This section applies only to FreeBSD-current only. Those running FreeBSD-stable should skip this section.
Finally, if you run FreeBSD-current you must make sure that you have the Linux runtime linker and its config files on your system. You should copy these files from the Linux system to their appropriate place on your FreeBSD system (to the /compat/linux tree):
If you do not have access to a Linux system, you should get the extra files you need from various ftp sites. Information on where to look for the various files is appended below. For now, let us assume you know where to get the files.
Retrieve the following files (all from the same ftp site to avoid any version mismatches), and install them under /compat/linux (i.e. /foo/bar is installed as /compat/linux/foo/bar):
/sbin/ldconfig /usr/bin/ldd /lib/libc.so.x.y.z /lib/ld.so
ldconfig and ldd do not necessarily need to be under /compat/linux, you can install them elsewhere in the system too. Just make sure they do not conflict with their FreeBSD counterparts. A good idea would be to install them in /usr/local/bin as ldconfig-linux and ldd-linux.
Create the file /compat/linux/etc/ld.so.conf, containing the directories in which the Linux runtime linker should look for shared libs. It is a plain text file, containing a directory name on each line. /lib and /usr/lib are standard, you could add the following:
When a linux binary opens a library such as /lib/libc.so the emulator maps the name to /compat/linux/lib/libc.so internally. All linux libraries should be installed under /compat/linux (e.g. /compat/linux/lib/libc.so, /compat/linux/usr/X11/lib/libX11.so, etc.) in order for the emulator to find them.
Those running FreeBSD-current should run the Linux ldconfig program.
% cd /compat/linux/lib % /compat/linux/sbin/ldconfig
Ldconfig is statically linked, so it does not need any shared libraries to run. It creates the file /compat/linux/etc/ld.so.cache which contains the names of all the shared libraries.

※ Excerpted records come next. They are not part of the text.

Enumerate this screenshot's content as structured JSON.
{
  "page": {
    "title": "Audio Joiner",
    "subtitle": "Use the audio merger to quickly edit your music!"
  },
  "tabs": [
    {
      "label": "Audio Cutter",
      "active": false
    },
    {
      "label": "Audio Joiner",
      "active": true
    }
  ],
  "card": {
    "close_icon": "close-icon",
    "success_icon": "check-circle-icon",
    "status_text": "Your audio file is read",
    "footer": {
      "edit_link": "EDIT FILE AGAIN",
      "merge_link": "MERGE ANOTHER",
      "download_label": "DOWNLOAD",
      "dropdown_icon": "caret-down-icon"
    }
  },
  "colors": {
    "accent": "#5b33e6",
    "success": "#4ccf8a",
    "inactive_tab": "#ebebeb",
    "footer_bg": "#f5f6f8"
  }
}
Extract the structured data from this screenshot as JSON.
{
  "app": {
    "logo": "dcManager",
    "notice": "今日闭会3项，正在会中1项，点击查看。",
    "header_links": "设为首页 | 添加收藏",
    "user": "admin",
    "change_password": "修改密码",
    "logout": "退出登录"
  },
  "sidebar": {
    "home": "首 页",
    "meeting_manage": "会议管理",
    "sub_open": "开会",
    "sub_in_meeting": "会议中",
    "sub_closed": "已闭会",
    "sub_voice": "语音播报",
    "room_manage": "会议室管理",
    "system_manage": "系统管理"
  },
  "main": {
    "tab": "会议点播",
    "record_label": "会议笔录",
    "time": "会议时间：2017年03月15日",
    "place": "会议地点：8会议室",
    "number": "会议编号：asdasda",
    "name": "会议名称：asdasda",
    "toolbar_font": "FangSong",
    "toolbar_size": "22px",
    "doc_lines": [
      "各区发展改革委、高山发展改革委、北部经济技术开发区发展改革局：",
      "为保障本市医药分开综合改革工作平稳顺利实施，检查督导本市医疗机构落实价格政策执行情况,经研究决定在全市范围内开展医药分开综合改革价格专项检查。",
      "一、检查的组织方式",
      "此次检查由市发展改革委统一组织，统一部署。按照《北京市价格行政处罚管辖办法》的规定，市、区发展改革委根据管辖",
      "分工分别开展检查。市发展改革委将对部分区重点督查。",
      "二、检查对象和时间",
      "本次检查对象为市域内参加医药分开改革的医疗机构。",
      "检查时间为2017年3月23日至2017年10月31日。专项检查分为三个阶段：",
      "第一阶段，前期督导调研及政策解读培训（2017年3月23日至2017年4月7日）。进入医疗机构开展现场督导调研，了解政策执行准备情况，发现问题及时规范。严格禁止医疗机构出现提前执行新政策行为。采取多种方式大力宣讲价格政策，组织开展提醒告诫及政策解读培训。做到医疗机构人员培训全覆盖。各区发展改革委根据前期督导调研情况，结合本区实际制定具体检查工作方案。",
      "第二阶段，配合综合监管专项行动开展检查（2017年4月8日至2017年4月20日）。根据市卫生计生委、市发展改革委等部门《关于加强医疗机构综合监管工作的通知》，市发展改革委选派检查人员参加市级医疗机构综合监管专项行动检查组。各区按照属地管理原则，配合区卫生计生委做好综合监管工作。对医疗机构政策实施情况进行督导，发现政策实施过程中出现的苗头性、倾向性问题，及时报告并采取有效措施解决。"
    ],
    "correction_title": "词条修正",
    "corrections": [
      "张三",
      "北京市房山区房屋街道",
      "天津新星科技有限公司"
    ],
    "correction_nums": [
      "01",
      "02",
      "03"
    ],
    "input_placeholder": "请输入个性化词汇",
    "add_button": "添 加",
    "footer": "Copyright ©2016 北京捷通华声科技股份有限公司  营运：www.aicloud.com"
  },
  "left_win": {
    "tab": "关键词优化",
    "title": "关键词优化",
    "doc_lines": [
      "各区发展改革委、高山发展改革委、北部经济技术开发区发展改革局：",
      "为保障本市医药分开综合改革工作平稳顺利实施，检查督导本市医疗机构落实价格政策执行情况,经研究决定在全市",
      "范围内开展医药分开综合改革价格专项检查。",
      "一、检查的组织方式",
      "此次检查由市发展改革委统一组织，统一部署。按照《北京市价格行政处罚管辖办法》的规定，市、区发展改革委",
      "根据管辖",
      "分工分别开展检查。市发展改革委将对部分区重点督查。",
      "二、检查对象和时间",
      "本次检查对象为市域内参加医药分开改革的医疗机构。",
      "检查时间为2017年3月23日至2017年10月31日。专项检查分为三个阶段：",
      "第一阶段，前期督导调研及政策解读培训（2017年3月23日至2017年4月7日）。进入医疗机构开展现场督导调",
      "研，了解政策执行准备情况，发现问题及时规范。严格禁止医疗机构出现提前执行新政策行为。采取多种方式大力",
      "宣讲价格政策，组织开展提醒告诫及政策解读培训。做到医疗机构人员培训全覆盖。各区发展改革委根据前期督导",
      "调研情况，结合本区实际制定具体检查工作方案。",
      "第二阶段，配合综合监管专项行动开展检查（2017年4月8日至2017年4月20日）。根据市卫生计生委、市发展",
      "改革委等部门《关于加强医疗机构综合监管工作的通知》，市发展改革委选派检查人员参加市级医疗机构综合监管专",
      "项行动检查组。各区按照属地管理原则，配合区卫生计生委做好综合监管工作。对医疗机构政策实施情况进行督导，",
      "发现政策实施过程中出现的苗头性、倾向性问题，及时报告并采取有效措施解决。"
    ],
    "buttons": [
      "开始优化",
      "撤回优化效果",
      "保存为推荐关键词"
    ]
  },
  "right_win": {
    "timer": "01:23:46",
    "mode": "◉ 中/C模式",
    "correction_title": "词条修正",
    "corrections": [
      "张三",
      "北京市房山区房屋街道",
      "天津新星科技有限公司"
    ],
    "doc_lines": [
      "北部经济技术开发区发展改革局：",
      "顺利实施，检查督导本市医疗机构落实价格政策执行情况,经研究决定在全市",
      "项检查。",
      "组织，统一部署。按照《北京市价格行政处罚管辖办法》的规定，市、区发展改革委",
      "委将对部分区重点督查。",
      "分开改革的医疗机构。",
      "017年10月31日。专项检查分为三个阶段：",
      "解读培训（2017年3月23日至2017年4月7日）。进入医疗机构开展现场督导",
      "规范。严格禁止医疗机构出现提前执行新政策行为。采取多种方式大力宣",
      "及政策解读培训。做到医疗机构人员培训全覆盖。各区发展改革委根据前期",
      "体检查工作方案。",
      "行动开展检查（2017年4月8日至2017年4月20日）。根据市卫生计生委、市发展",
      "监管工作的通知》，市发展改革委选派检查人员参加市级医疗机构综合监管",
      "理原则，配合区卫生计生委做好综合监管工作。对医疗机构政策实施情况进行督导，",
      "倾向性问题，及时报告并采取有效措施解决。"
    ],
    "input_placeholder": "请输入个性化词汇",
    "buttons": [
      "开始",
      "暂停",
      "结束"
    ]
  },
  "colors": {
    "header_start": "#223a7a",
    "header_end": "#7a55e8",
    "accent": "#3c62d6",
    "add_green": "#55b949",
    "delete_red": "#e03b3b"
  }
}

It should rerun to recreate this file whenever you install additional shared libraries.
On FreeBSD-stable do not install /compat/linux/etc/ld.so.cache or run ldconfig becuase in FreeBSD-stable the syscalls are implemented differently and ldconfig is not needed or used.
You should now be set up for Linux binaries which only need a shared libc. You can test this by running the Linux ldd on itself. Suppose that you have it installed as ldd-linux, it should produce something like:
% ldd-linux `which ldd-linux` libc.so.4 (DLL Jump 4.5pl26) => /lib/libc.so.4.6.29
This being done, you are ready to install new Linux binaries. Whenever you install a new Linux program, you should check if it needs shared libraries, and if so, whether you have them installed in the /compat/linux tree. To do this, you run the Linux version ldd on the new program, and watch its output. ldd (see also the manual page for ldd(1)) will print a list of shared libraries that the program depends on, in the form majorname (jumpversion) => fullname.
If it prints "not found" instead of fullname it means that you need an extra library. Which library this is, is shown in majorname, which will be of the form libXXXX.so.N You will need to find a libXXXX.so.N.mm on a Linux ftp site, and install it on your system. The XXXX (name) and N (major revision number) should match; the minor number(s) mm are less important, though it is advised to take the most recent version.